The candidates may be out of step—but only with 60-year-old, white male pundits and anguished never-Trump conservati­ves, said Rebecca Traister in NYMag.com. Polls show that much of the public backs such supposedly far-left proposals as the Green New Deal, Medicare for All, and a wealth tax; a new study by the University of North Carolina has found that support for left-wing policies is at its highest point in 60 years. After years of growing income inequality and unaddresse­d climate change, Democrats are clamoring for a “different, faster, smarter, lefter turn toward the future.” That’s why most candidates are tacking to the left, said John Harris in Politico.com. Ever since Bill Clinton won the presidency as a centrist New Democrat, the party’s top candidates have portrayed themselves as more moderate than they really were. But after the trauma of Hillary Clinton’s loss to Trump in 2016, the Democratic base is deeply wary of nominating another cautious, “electable” centrist. For the candidates trying to win the nomination this time around, that means “it is no longer safe to play it safe.”
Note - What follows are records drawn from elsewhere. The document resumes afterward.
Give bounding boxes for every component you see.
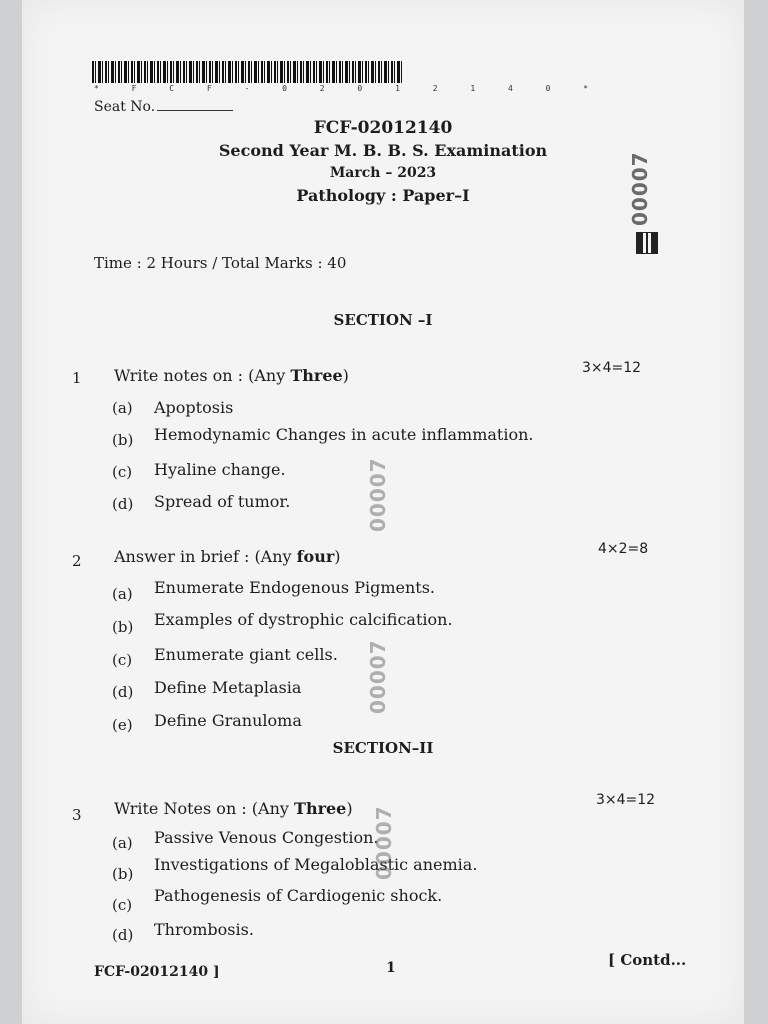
- q1-option-text: Hemodynamic Changes in acute inflammation.: [154, 425, 534, 444]
- q2-option-letter: (e): [112, 716, 133, 734]
- question-2-marks: 4×2=8: [598, 541, 649, 557]
- paper-code: FCF-02012140: [313, 118, 453, 138]
- q3-option-letter: (c): [112, 896, 133, 914]
- q3-option-text: Passive Venous Congestion.: [154, 828, 379, 847]
- q2-option-letter: (c): [112, 651, 133, 669]
- footer-paper-code: FCF-02012140 ]: [94, 964, 220, 980]
- q3-option-letter: (b): [112, 865, 134, 883]
- qr-code-icon: [636, 232, 658, 254]
- question-3-number: 3: [72, 806, 82, 824]
- barcode-text: * F C F - 0 2 0 1 2 1 4 0 *: [94, 84, 603, 93]
- section-2-heading: SECTION–II: [332, 739, 434, 757]
- q1-option-letter: (d): [112, 495, 134, 513]
- q1-option-letter: (c): [112, 463, 133, 481]
- question-1-marks: 3×4=12: [582, 360, 642, 376]
- q3-option-text: Thrombosis.: [154, 920, 254, 939]
- subject-title: Pathology : Paper–I: [296, 186, 470, 205]
- q1-option-text: Apoptosis: [154, 398, 234, 417]
- exam-title: Second Year M. B. B. S. Examination: [218, 141, 548, 160]
- q2-option-text: Enumerate Endogenous Pigments.: [154, 578, 436, 597]
- q2-option-text: Examples of dystrophic calcification.: [154, 610, 453, 629]
- barcode: [92, 61, 404, 83]
- q3-option-text: Pathogenesis of Cardiogenic shock.: [154, 886, 443, 905]
- q2-option-letter: (b): [112, 618, 134, 636]
- seat-number-label: Seat No.: [94, 98, 233, 115]
- section-1-heading: SECTION –I: [333, 311, 433, 329]
- question-1-text: Write notes on : (Any Three): [114, 366, 349, 385]
- q1-option-text: Hyaline change.: [154, 460, 286, 479]
- q1-option-text: Spread of tumor.: [154, 492, 291, 511]
- exam-paper: [22, 0, 744, 1024]
- question-3-marks: 3×4=12: [596, 792, 656, 808]
- q2-option-text: Enumerate giant cells.: [154, 645, 338, 664]
- question-2-number: 2: [72, 552, 82, 570]
- q1-option-letter: (b): [112, 431, 134, 449]
- q2-option-letter: (a): [112, 585, 133, 603]
- q2-option-text: Define Granuloma: [154, 711, 302, 730]
- question-3-text: Write Notes on : (Any Three): [114, 799, 353, 818]
- seat-number-line: [157, 98, 233, 111]
- q2-option-letter: (d): [112, 683, 134, 701]
- stamp-watermark: 00007: [366, 457, 390, 532]
- question-1-number: 1: [72, 369, 82, 387]
- q3-option-letter: (a): [112, 834, 133, 852]
- stamp-watermark: 00007: [366, 639, 390, 714]
- time-and-marks: Time : 2 Hours / Total Marks : 40: [94, 254, 347, 272]
- exam-date: March – 2023: [329, 165, 437, 181]
- continued-label: [ Contd...: [608, 951, 687, 969]
- page-number: 1: [386, 960, 396, 976]
- question-2-text: Answer in brief : (Any four): [114, 547, 341, 566]
- q3-option-text: Investigations of Megaloblastic anemia.: [154, 855, 478, 874]
- q3-option-letter: (d): [112, 926, 134, 944]
- q1-option-letter: (a): [112, 399, 133, 417]
- q2-option-text: Define Metaplasia: [154, 678, 302, 697]
- stamp-number: 00007: [628, 151, 652, 226]
- stamp-watermark: 00007: [372, 805, 396, 880]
That strategy “could blow up in the party’s face,” said Jonathan Chait in NYMag.com. The “progressiv­e intelligen­tsia” has managed to convince itself that Democrats can stake out “reckless positions” like abolishing private health insurance without paying an electoral price. That’s insane. “Trump is an unpopular incumbent” and can win only if he can convince voters “the Democrats pose a bigger danger.” Why are they so determined to help him?

Sorry, said Jared Bernstein in The Washington Post, “but this is what democracy looks like.” Many Americans are sick of the status quo and looking for a president willing to consider “policy solutions that establishm­ent figures will consider immoderate.” Democrats should “shut out the scolds and allow the debate to take us wherever it goes.” And let’s be honest, said Joan Walsh in TheNation.com. The main reason the party’s moderates are panicking now is that Joe Biden, “the great moderate hope,” stumbled in the debates and is losing momentum. Rather than attack Harris, Elizabeth Warren, and Bernie Sanders for being too progressiv­e, maybe the moderates should think about “why their policies and their candidates are failing to catch fire.”